Sunday, July 14, 2013

Will Far East Orchard’s Foray Down Under Prove To Be A Success?

12 JULY 2013
Will Far East Orchard’s Foray Down Under Prove To Be A Success?
By Jade Lee and Shane Goh

Since Far East Orchard (FE Orchard) announced its restructuring plan in June last year, its stock has surged more than 60 percent to close at $2.06 on 7 July 2013. With the firm receiving the nod from shareholders on its joint ventures (JVs) to foray into Australia, can we expect more good news from its partnerships with Toga Group and The Straits Trading Company (STC)?

Following a strategic business transformation into hospitality management and healthcare real estate in July last year, FE Orchard, formerly known as Orchard Parade Holdings, is now ready to soar higher with its redefined businesses of 93 units of medical suites and the entire hospitality management segment of Far East Organization.

Not resting on its laurel, FE Orchard plans to expand its hospitality management business and obtain a strong foothold in Australia. In fact, the firm has made a foray into Australia through the joint venture partnerships with Australia-based Toga, and the SGX-listed STC. Subsequently, this has brought FE Orchard to be one of the largest hospitality operators in Australia, increasing its portfolio from three to nine brands and an enlarged hospitality platform of 80 properties with more than 13,000 rooms to date.

Australia – The Place To Be
The decision to foray down under comes with no surprise. While Singapore remains FE Orchard’s primary market (eight hotels and nine services residences), the booming hospitality industry in Australia, which is underpinned by steady increase from US and Chinese tourists, is hard to be overlooked.

In truth, Australia’s short-term visitors’ arrival for the last 12 months ended April 2013 stood at 6 million while domestic tourists for the year ended December 2012 stood higher at 74 million, cited Australian Bureau of Statistics.

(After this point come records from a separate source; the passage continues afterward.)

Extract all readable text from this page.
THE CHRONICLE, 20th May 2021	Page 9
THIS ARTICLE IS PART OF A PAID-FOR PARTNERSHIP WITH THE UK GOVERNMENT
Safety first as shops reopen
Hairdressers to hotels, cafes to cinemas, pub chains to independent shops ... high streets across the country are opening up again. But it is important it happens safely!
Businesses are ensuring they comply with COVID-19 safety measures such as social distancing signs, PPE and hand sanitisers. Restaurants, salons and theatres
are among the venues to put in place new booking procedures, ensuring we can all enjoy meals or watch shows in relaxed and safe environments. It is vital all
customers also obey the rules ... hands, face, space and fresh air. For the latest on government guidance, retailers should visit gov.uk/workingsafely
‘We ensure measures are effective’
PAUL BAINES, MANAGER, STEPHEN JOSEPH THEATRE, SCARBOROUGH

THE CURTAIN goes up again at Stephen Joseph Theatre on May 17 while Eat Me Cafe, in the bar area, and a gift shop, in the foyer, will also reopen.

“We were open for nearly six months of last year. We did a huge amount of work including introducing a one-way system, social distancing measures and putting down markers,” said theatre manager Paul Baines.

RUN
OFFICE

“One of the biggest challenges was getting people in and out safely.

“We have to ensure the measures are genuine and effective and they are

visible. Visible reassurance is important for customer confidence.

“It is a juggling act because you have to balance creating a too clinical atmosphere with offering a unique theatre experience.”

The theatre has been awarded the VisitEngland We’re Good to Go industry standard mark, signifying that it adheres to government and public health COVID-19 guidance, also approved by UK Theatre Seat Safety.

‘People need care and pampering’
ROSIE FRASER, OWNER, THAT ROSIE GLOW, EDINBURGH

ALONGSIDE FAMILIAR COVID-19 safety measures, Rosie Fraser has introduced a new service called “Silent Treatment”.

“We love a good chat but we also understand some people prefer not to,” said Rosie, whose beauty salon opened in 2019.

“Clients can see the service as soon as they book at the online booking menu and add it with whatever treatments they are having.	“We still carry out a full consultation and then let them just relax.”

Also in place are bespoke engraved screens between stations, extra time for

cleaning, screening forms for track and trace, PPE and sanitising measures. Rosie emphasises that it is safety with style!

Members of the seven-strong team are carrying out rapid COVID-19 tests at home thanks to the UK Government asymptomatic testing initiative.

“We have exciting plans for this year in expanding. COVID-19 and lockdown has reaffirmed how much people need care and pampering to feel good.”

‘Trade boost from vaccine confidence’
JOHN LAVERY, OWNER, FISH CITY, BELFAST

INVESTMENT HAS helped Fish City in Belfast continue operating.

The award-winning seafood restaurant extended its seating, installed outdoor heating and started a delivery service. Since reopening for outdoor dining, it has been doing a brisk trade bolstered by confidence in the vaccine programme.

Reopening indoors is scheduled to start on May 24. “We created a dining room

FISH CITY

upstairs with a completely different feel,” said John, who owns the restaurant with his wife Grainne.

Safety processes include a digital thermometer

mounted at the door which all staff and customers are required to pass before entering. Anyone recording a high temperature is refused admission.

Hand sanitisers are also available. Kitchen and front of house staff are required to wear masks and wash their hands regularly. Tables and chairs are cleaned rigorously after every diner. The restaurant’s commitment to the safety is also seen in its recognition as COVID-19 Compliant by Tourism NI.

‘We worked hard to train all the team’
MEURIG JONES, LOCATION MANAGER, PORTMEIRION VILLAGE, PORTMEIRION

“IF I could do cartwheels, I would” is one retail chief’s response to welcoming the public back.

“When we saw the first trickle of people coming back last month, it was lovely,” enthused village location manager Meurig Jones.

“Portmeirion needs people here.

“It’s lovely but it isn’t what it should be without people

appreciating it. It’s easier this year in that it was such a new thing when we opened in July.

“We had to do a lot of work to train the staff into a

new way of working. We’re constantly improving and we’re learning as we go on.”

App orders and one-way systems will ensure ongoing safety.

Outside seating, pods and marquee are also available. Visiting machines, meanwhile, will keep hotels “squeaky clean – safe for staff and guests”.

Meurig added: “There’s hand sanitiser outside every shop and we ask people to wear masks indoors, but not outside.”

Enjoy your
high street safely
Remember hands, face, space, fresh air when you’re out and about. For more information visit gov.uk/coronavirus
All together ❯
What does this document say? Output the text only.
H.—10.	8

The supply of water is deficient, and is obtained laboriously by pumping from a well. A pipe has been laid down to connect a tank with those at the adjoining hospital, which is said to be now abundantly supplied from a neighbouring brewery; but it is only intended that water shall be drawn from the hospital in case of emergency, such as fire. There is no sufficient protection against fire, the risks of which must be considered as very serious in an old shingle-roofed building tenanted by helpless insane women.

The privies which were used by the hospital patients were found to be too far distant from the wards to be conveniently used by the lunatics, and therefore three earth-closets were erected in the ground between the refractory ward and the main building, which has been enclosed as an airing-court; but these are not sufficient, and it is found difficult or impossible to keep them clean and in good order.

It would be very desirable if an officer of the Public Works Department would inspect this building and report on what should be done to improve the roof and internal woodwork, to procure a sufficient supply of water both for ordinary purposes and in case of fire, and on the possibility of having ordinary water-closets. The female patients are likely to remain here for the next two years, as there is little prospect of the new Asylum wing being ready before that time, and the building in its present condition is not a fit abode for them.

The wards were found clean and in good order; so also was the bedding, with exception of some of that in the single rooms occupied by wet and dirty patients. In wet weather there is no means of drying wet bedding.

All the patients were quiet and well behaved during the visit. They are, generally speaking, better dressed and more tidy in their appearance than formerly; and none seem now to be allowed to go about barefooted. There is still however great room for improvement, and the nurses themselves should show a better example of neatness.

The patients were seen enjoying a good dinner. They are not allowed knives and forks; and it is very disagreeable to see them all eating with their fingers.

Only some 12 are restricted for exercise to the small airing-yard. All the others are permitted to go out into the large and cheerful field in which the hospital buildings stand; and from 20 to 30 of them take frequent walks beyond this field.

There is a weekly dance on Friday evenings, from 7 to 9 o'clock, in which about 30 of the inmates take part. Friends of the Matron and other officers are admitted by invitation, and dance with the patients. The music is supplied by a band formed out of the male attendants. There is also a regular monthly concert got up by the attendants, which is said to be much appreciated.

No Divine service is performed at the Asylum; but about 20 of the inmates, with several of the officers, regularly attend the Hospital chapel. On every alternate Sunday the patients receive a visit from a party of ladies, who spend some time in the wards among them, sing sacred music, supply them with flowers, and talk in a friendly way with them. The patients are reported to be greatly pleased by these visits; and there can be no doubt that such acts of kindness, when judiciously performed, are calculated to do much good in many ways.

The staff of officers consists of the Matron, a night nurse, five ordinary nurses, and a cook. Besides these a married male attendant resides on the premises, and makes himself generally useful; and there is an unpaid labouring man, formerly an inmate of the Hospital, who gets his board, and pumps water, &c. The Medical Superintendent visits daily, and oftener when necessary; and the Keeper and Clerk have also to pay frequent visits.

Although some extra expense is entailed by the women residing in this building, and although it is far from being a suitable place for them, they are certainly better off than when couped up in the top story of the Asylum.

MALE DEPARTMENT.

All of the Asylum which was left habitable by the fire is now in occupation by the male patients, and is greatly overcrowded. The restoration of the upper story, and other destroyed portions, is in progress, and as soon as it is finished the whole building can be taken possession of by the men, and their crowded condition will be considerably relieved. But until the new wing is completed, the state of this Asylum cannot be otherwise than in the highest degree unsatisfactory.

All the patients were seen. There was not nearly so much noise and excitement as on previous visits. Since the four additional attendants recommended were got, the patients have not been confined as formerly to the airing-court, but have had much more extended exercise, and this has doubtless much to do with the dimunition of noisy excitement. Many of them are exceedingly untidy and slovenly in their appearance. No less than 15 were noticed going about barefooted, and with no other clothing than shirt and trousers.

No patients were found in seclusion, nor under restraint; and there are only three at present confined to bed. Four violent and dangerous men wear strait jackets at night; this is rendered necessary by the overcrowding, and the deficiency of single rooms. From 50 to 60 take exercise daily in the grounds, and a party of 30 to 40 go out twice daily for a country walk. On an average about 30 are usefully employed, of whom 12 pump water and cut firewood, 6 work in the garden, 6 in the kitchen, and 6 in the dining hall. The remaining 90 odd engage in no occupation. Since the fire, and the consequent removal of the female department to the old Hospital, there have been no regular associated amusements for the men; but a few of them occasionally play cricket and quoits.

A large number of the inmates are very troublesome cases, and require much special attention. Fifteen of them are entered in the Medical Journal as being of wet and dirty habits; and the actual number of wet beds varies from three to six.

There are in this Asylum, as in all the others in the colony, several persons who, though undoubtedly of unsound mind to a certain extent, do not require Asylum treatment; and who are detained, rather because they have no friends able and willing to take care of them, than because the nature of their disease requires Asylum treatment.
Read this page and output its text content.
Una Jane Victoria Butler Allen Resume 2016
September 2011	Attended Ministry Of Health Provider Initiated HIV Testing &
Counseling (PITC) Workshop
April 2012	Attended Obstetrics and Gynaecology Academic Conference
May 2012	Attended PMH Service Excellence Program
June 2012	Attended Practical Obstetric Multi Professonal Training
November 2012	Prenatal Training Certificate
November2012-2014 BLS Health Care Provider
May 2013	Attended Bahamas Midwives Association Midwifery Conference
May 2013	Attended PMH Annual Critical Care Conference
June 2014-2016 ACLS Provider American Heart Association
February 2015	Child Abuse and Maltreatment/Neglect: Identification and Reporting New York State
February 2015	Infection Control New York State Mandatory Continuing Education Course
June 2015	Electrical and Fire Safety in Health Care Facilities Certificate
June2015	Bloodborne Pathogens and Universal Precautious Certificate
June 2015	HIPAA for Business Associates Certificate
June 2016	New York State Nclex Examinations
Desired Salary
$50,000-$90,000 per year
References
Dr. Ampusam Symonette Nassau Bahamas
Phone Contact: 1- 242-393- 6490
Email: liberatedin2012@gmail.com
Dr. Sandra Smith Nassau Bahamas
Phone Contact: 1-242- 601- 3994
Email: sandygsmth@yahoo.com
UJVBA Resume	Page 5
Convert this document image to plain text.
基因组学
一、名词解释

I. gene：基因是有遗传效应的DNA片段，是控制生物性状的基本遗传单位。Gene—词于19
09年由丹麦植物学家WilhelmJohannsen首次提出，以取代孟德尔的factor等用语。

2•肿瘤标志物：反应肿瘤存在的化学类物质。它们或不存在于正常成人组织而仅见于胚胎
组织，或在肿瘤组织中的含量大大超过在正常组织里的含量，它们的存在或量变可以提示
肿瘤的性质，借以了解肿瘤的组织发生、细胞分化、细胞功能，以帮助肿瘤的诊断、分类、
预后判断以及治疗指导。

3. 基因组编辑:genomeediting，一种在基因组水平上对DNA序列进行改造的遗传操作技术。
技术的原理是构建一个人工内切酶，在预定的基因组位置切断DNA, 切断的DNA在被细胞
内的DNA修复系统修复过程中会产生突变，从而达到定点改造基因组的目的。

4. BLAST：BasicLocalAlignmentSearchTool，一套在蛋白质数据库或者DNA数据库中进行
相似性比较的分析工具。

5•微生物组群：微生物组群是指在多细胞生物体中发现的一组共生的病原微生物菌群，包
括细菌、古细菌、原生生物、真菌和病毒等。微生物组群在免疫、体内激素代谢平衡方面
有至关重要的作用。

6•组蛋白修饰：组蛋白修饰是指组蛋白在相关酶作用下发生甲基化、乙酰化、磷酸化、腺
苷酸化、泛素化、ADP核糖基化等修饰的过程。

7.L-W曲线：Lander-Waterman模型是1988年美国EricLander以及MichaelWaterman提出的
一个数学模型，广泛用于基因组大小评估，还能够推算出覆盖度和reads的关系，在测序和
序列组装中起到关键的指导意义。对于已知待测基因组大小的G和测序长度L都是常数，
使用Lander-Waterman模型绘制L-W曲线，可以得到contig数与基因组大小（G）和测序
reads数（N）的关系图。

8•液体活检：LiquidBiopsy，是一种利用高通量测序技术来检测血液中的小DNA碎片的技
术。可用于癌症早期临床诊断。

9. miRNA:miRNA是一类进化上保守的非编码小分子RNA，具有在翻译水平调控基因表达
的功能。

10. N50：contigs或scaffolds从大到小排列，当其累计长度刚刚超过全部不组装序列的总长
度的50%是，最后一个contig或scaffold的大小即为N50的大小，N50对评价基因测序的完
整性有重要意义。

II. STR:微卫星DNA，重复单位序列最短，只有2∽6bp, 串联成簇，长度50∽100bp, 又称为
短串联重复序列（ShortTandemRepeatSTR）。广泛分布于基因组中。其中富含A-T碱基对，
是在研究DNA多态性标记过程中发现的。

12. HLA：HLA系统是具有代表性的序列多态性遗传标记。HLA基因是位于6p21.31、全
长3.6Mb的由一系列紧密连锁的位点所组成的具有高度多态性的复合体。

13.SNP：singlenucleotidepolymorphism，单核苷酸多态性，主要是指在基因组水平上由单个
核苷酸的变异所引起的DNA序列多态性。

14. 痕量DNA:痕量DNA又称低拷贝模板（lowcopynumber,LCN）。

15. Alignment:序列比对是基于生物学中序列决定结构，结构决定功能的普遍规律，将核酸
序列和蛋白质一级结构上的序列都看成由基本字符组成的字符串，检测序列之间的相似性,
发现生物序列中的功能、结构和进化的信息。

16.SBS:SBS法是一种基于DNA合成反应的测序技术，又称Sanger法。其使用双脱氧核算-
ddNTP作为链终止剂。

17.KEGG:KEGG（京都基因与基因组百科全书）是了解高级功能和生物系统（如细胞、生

This definitely bodes well for FE Orchard, where it gets to tap on the Toga’s extensive hotels and serviced residential services across Australia along with the options for five of its hospitality assets, as well as STC’s three Rendezvous hotels that are located in the prime areas of Perth and Melbourne.

With an interest of 30 percent in the JV company, STC will also attribute 13 hotel management contracts in the Asia Pacific region while FE Orchard will contribute 25 hospitality contracts and $76 million cash. The JV company would enter into a 50:50 trust special purpose vehicle with Toga. Currently, Toga operates approximately 6,800 rooms across more than 50 hotels under prominent brands such as Medina, Adina, Vibe and Travelodge Hotels.

Leveraging Expertise
Diversification remains a crucial strategy for FE Orchard to achieve recurring revenue and profit streams. The firm emphasised that it expects a top line contribution of 60 percent from its property development arm, down from its present 78 percent, with the bulk of the balance derived from the hospitality management following the completion of the JV.

Presently, the hospitality management division elicits majority of its turnover from domestic sources with an agreement in Malaysia rounding up its existing portfolio. Moving forward, FE Orchard has seven contracts in the pipeline, including two in Bali and Bintan, Indonesia.

Furthermore, the addition of the Rendezvous brand to FE Orchard’s rank enables the firm to carve out a slice of the higher end market while Medina and Adina from Toga gels smoothly with FE Orchard’s existing values and clientele, allowing the group to target customers across a range of market segments.

Additionally, this initial venture into Australia, coupled with a small European and New Zealand exposure, provides the firm with an improved access to future growth opportunities in overseas hospitality-related investment.

All’s Well That End Well?
Truth be told, starting and running a business comes with risks. As such, while we may get to see synergies as well as growth in FE Orchard’s recurring income stream upon completion of the joint venture, we remain cautious about all three organisations’ ability to fully draw out the benefits from each individual’s offering.

Specifically, investors should take note that the hospitality arm of STC has been in the red for the past three financial years. Notably, the hospitality management arm of STC has embarked on an asset enhancement and rebranding initiative since October 2011, explaining their enlarged loss of $36.2 million last year compared to a smaller loss of $5.8 million in 2011.

Meanwhile, operating in an overseas country will naturally be accompanied with foreign currency fluctuations. In the case of Australia, the Aussie dollar has fallen since the start of the year by approximately 8.4 percent against the Singapore dollar as of 3 July.

As the JV nears the impending completion of STC’s hospitality management asset enhancement and rebranding initiative, the verdict on the collaboration hangs in the balance of FE Orchard and their new partner, Toga’s ability to turn STC’s loss making segment around. Shall we expect FE Orchard chief executive officer, Lucas Chow’s pedigree in transforming SingTel from a domestic operator to a strong regional player to be seen in FE Orchard this time round?  Let us sit tight and see how his experience and expertise will come into play as FE Orchard threads through the obstacles.